Später berichten die Mädels, dass sie doch irritiert waren.
Von der Seite kannten sie mich noch nicht. Am Strand angekommen kaufen wir uns
jeder eine Cola und ich springe gemäß dem Pilgerbrauch, abgesehen von einer
Jakobsmuschel, puddelrüh in et Meer. Hinaus kommt man als neuer Mensch, so
heißt es. Gut, Haare hab ich auch Wochen später nicht, aber insgesamt haben
sich doch einige Dinge im Laufe des Weges für mich geändert. Neuwertig zu sagen
ist vielleicht übertrieben, aber TÜV hab ich für die nächsten zwei Jahre
bekommen. Wir stapfen noch eine Zeit lang durch den Sand, um dann die letzten
Kilometer anzugehen. Es ist kurz vor acht, als wir Finisterre erreichen. Wir
haben zwischenzeitlich einen zweiten Strand bewandert, Finishfotos geschossen,
Muscheln gesammelt, Videos gedreht oder auch einfach nur nachgedacht und den
Anblick genossen. Wir machen uns auf die Suche nach einem privaten Zimmer, Jacqueline
hat per SMS berichtet, dass die öffentliche Herberge schon voll ist. Nach
kurzer Suche ist für relativ günstiges Geld ein Haus mit zwei Appartements
gefunden. Die Zimmer sind unterschiedlich teuer. Am nächsten Morgen weiß ich
dann auch wieso. Ein Bett ist 1,40 Meter, dass andere dann doch mindestens 1,80
Meter breit. Alex und ich haben die Kuschelversion gebucht.
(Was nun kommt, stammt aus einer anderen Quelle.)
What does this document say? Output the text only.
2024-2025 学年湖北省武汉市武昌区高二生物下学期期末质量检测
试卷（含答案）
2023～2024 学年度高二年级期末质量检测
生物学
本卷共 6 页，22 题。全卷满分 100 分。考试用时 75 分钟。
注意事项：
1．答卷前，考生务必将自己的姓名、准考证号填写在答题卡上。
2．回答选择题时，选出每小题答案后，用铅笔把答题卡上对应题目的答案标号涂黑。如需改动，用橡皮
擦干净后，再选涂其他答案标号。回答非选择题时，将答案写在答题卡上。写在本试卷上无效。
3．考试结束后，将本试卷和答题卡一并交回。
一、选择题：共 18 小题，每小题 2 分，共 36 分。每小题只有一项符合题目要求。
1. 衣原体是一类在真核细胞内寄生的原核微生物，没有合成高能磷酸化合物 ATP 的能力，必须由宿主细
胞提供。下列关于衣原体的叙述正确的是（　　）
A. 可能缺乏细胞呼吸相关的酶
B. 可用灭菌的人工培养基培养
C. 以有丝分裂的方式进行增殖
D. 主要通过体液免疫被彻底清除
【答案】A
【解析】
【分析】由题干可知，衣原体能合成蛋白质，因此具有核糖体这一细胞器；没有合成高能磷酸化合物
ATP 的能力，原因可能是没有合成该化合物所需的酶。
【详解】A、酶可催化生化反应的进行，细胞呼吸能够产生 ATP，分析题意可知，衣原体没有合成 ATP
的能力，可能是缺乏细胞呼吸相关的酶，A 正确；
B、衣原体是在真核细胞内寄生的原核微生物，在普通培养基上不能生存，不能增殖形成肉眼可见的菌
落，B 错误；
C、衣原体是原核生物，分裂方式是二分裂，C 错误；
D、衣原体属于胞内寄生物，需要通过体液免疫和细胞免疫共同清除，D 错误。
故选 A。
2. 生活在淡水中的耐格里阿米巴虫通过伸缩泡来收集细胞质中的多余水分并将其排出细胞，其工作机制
Es wird schnell geduscht und eingekauft. Wir müssen uns
beeilen, der Sonnenuntergang ist gegen 22:00 Uhr und wir müssen nach dem
Einkauf von Finisterre zum Leuchtturm am Kapp nochmals 3,5km laufen. Das
Problem dabei ist: Wir sind schon platt. Es hilft alles nichts, die Fotos vom
0,0km- Stein wollen gemacht sein, bevor die Sonne untergeht, bzw. der
Sonnenuntergang genossen wird. Also Beine in die Hand und die Küstenstraße
herauf gehetzt, so schnell es geht. So schaffen wir es dann die Fotos zu
machen, nur um noch schnell, schnell auf die andere Seite vom Leuchtturm zu
eilen und „in Ruhe“ den Sonnenuntergang zu genießen. So hatten wir das nicht geplant,
eigentlich auch untypisch für die letzten Wochen und den Weg. Aber so ist das,
wenn man alles mitmachen möchte. Der Sonnenuntergang war trotzdem ein schöner
und passender Abschluss. Ich kann mich nur nicht entscheiden, zwischen
fotografieren und einfach zuschauen.
Mit dabei ist Luigi, ein Freund von Annina. Ebenso treffen
wir im Anschluss noch Jacqueline, Catia und Bea, mit denen wir bis in die Nacht
auf den Klippen sitzend, auf‘s Meer schauen, essen, Wein trinken und erzählen.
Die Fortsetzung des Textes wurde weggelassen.